I guess the overlying problem is that you don't want to spend all CPU on parsing when the same machine also runs the GUI/app? Limiting the worker to n-2 CPUs should be enough, giving the app 2 cores to do its stuff. Another option would be to use docker to limit CPU usage on the worker container.

This could become a common issue among oasis users. We'll do some more research and update the oasis documentation with more input on this.

ondracka commented 3 years ago

Thanks, the --concurrency=x switch is exactly what I was looking for. Regarding where the threading comes from, it could be just that something calls numpy or something similar which calls threaded BLAS? MatId could be the culprit as I have allowed the system normalizer even for large cases.
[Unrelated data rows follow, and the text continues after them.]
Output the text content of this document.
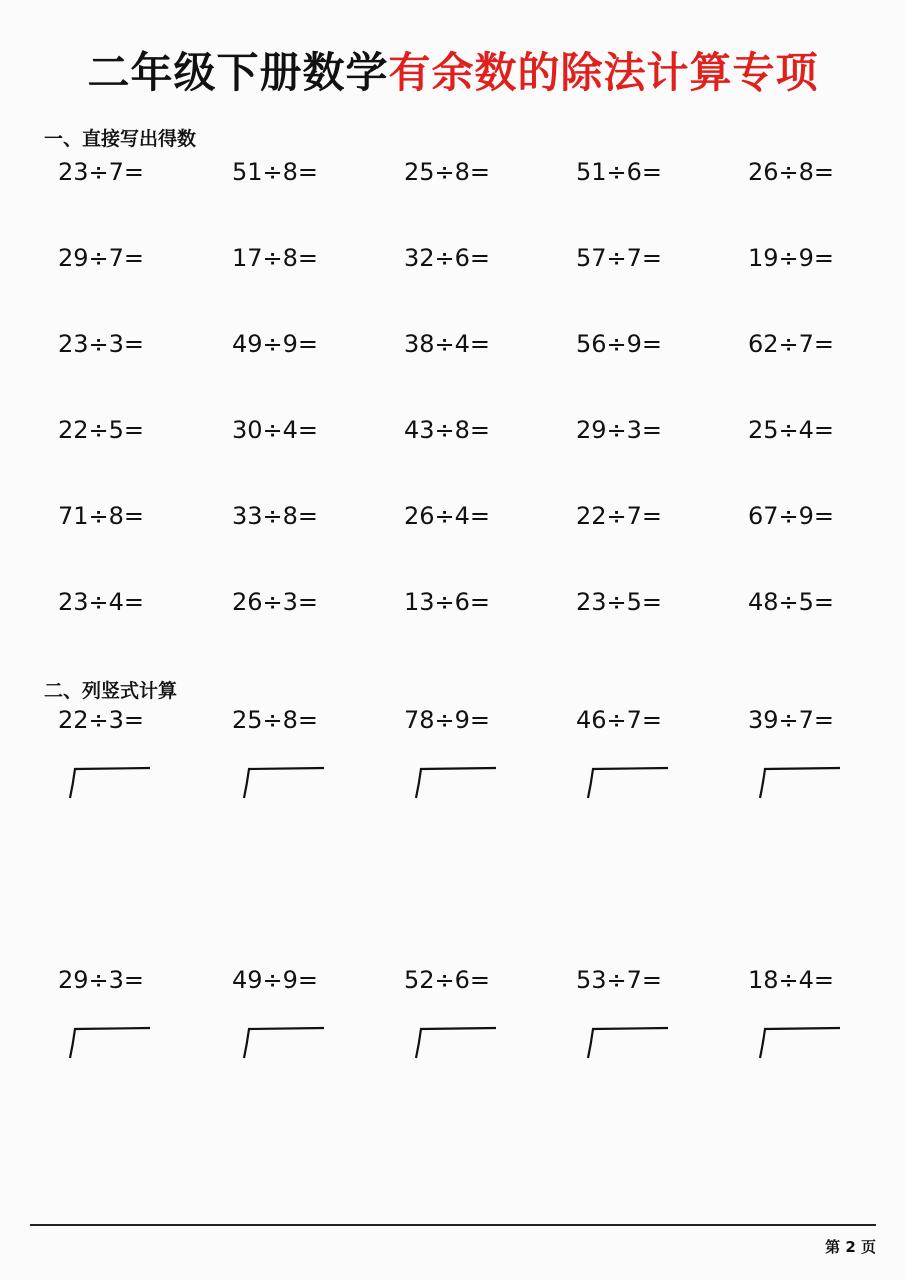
二年级下册数学有余数的除法计算专项
一、直接写出得数
23÷7=	51÷8=	25÷8=	51÷6=	26÷8=
29÷7=	17÷8=	32÷6=	57÷7=	19÷9=
23÷3=	49÷9=	38÷4=	56÷9=	62÷7=
22÷5=	30÷4=	43÷8=	29÷3=	25÷4=
71÷8=	33÷8=	26÷4=	22÷7=	67÷9=
23÷4=	26÷3=	13÷6=	23÷5=	48÷5=
二、列竖式计算
22÷3=	25÷8=	78÷9=	46÷7=	39÷7=
29÷3=	49÷9=	52÷6=	53÷7=	18÷4=
第 2 页
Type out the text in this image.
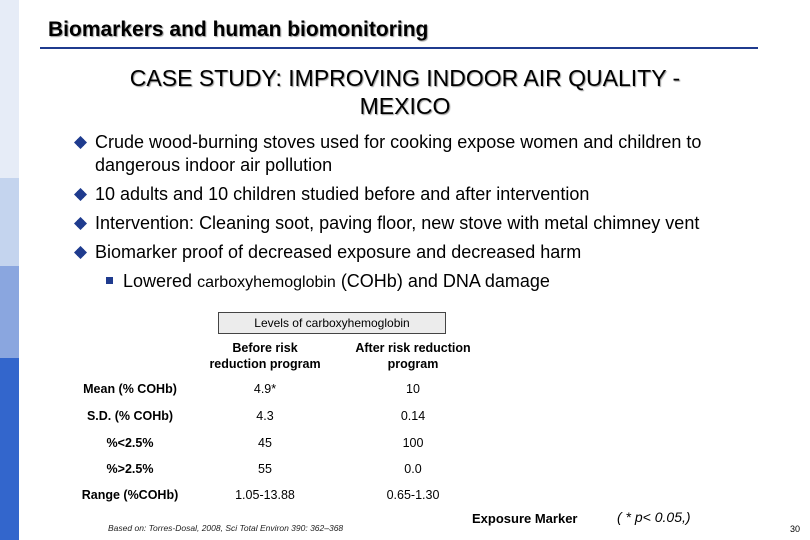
Biomarkers and human biomonitoring
CASE STUDY: IMPROVING INDOOR AIR QUALITY -
MEXICO
Crude wood-burning stoves used for cooking expose women and children to
dangerous indoor air pollution
10 adults and 10 children studied before and after intervention
Intervention: Cleaning soot, paving floor, new stove with metal chimney vent
Biomarker proof of decreased exposure and decreased harm
Lowered carboxyhemoglobin (COHb) and DNA damage
Levels of carboxyhemoglobin
Before risk
reduction program
After risk reduction
program
Mean (% COHb)	4.9*	10
S.D. (% COHb)	4.3	0.14
%<2.5%	45	100
%>2.5%	55	0.0
Range (%COHb)	1.05-13.88	0.65-1.30
Based on: Torres-Dosal, 2008, Sci Total Environ 390: 362–368
Exposure Marker	( * p< 0.05,)
30
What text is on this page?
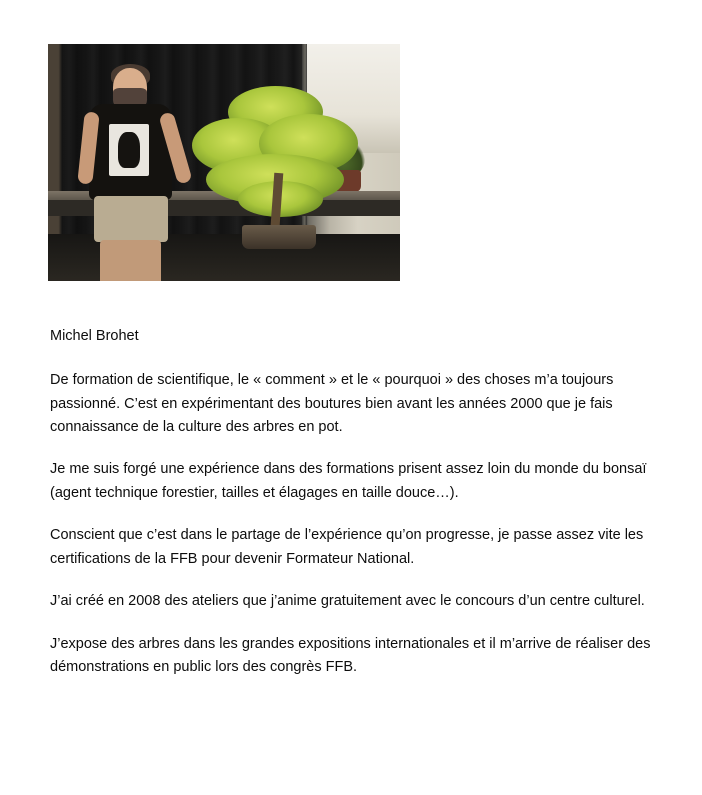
Michel Brohet

De formation de scientifique, le « comment » et le « pourquoi » des choses m’a toujours passionné. C’est en expérimentant des boutures bien avant les années 2000 que je fais connaissance de la culture des arbres en pot.

Je me suis forgé une expérience dans des formations prisent assez loin du monde du bonsaï (agent technique forestier, tailles et élagages en taille douce…).

Conscient que c’est dans le partage de l’expérience qu’on progresse, je passe assez vite les certifications de la FFB pour devenir Formateur National.

J’ai créé en 2008 des ateliers que j’anime gratuitement avec le concours d’un centre culturel.

J’expose des arbres dans les grandes expositions internationales et il m’arrive de réaliser des démonstrations en public lors des congrès FFB.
I can try to do some profiling if needed?

markus1978 commented 3 years ago

If the goal is to simply limit CPU utilisation limiting the number of processes should be enough, because all the threading would be limited to cores determined by the number of processes. Even if we knew what causes the threading exactly, we could not do much about it. If limiting the processes for some reason is not enough, we would need to use tools like docker run --cpu or OMP_NUM_THREADS anyways.

ondracka commented 3 years ago

If the goal is to simply limit CPU utilisation limiting the number of processes should be enough, because all the threading would be limited to cores determined by the number of processes.

I'm not sure if I follow here, even if I limit the number of processes, their core affinity would be by default all of the cores so in my specific scenario with 8 cores, having two worker processes can lead to theoretical load of 16 for the whole machine using all cores.

docker run --cpu will help for the other services (app/gui) to run fine, but there is still the issue with the worker itself. If the workers are overloaded, they just take longer than what they would run at single thread each. In my specific case with 8 cores, some example 500GB upload with ~200 VASP entries, using 8 worker processes with OMP_NUM_THREADS=1 leas to 2min:00s parsing time, and without the OMP_NUM_THREADS lead to 2min:45s parsing time (I'm not expert but this is likely some combination of the OpenMP overhead, unnecessary migration between the cores because of the overload, and cache eviction when the unnecessary threads fight for the cores).

lauri-codes commented 3 years ago

I think some of the numpy/scipy functions will make use of BLAS/LAPACK libraries under the hood, which can then use multiple cores if they are available. So any package using numpy/scipy can potentially spawn new threads. I'm not using multiple threads or processes in MatID, but I can't vouch for spglib.

markus1978 commented 3 years ago

Not much that we can do at the moment. I added information about this (and possible solutions via celery worker, openMP, and docker cpu) to the documentation. It will be part of the next patch release.

ondracka commented 3 years ago

I believe the docs were fixed some time ago, so closing.

nomad-coe / nomad

Load too big when parsing in parallel #10